MLB

Scott Boras blasts MLB draft cap: ‘Non-competitive cancer’

Scott Boras has self-interest, yes, but he also has a fair point.

As the MLB lockout continues with dwindling hope for Opening Day to happen in late March as scheduled, the super-agent spoke to The Athletic about a wide range of topics, striking at the root of what he called baseball’s “non-competitive cancer.”

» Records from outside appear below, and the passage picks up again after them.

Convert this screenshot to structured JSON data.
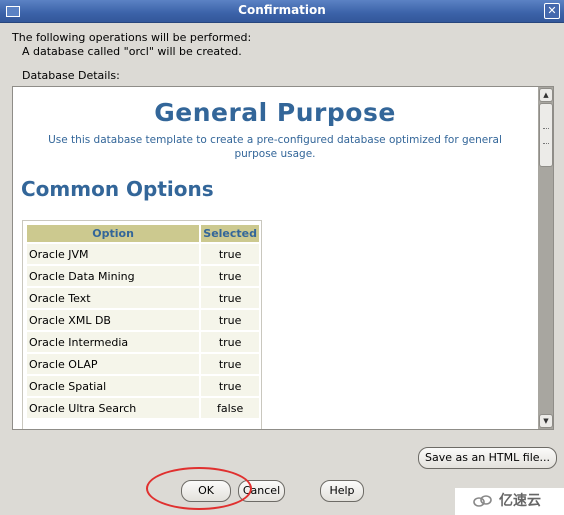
{
  "window": {
    "title": "Confirmation",
    "close_glyph": "✕"
  },
  "intro": {
    "line1": "The following operations will be performed:",
    "line2": "A database called \"orcl\" will be created."
  },
  "details_label": "Database Details:",
  "details": {
    "heading": "General Purpose",
    "description": "Use this database template to create a pre-configured database optimized for general purpose usage.",
    "section_title": "Common Options",
    "table": {
      "columns": [
        "Option",
        "Selected"
      ],
      "rows": [
        {
          "option": "Oracle JVM",
          "selected": "true"
        },
        {
          "option": "Oracle Data Mining",
          "selected": "true"
        },
        {
          "option": "Oracle Text",
          "selected": "true"
        },
        {
          "option": "Oracle XML DB",
          "selected": "true"
        },
        {
          "option": "Oracle Intermedia",
          "selected": "true"
        },
        {
          "option": "Oracle OLAP",
          "selected": "true"
        },
        {
          "option": "Oracle Spatial",
          "selected": "true"
        },
        {
          "option": "Oracle Ultra Search",
          "selected": "false"
        }
      ]
    }
  },
  "buttons": {
    "save_html": "Save as an HTML file...",
    "ok": "OK",
    "cancel": "Cancel",
    "help": "Help"
  },
  "watermark": {
    "text": "亿速云"
  },
  "colors": {
    "title_bar": "#3b62a8",
    "heading": "#336699",
    "table_header": "#ccc98f",
    "table_cell": "#f5f5ea",
    "highlight_circle": "#e0302f"
  },
  "icons": [
    "window-menu-icon",
    "close-icon",
    "scroll-up-icon",
    "scroll-down-icon",
    "watermark-logo-icon"
  ]
}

“I don’t think a lot of people really understood what the draft means to these major league teams,” Boras said. “In 2011 when they allowed (MLB) to put a cap on the draft, I heard general managers say things two weeks before (about) what they were going to do, and then completely alter their program once they got the rules and understood what was available to them.

“And that was, sell off your free agents, it’s a race to the bottom so I can get all these valued draft picks and get as many as I can. And it gave the fan base a method of illustrating that losing was OK; it was actually beneficial. And I think when you introduce that cancer, that non-competitive cancer, into the sport … the local fan does not go to the ballpark with the intent of having his team win every day. And I think we have to reintroduce that into our game.”

Scott Boras ripped the 'non-competitive cancer' afflicting MLB.
Scott Boras ripped the ‘non-competitive cancer’ afflicting MLB. Getty Images

What Boras meant by the draft cap is that the MLB collective bargaining agreement assigned a contract value by slot of every pick in the first 10 rounds. What this has wound up yielding in practice is sophisticated front offices realizing that draft picks had fixed costs. You compile enough of those assets by losing enough games, and trading MLB-ready players for ever more prospects, and you might indeed contend for a championship in the long run — but it comes at the cost of several years of competitiveness, at least.

Boras’ clients include Gerrit Cole, Max Scherzer, Jose Altuve, Corey Seager, Alex Bregman, Zack Britton, Kris Bryant, Bryce Harper, Carlos Correa, Blake Snell and Anthony Rendon.

You could see Boras’ influence in an interview that Scherzer, who is a prominent voice in the MLBPA, gave to the Los Angeles Times bemoaning teams that are tanking.

“This negotiation is about the integrity of the game from our eyes,” Scherzer said in January. “We feel as players that too many teams have gone into a season without any intent to win during the past [collective bargaining agreement].

“Even though that can be a strategy to win in future years, we’ve seen both small-market and large-market clubs embrace tanking, and that cannot be the optimal strategy for the owners.”

Boras, of course, would prefer a world where he can hold teams over a barrel for the rights to his potential-superstar draft prospects, threatening the organizations not to select those players if they can’t meet required salary thresholds. With standard compensation slotting, that leverage goes out the window.

This still image from video shows Mets pitcher Max Scherzer in his new team cap during a news conference, Wednesday, Dec. 1, 2021.
Max Scherzer signed with the Mets this offseason. AP

But, that doesn’t mean he’s wrong that the strategies of a bunch of MLB front offices, fluent in spreadsheets perhaps learned at Ivy League Institutions, have rendered a dozen or more teams deploying anti-competitive measures in the short run at any given time.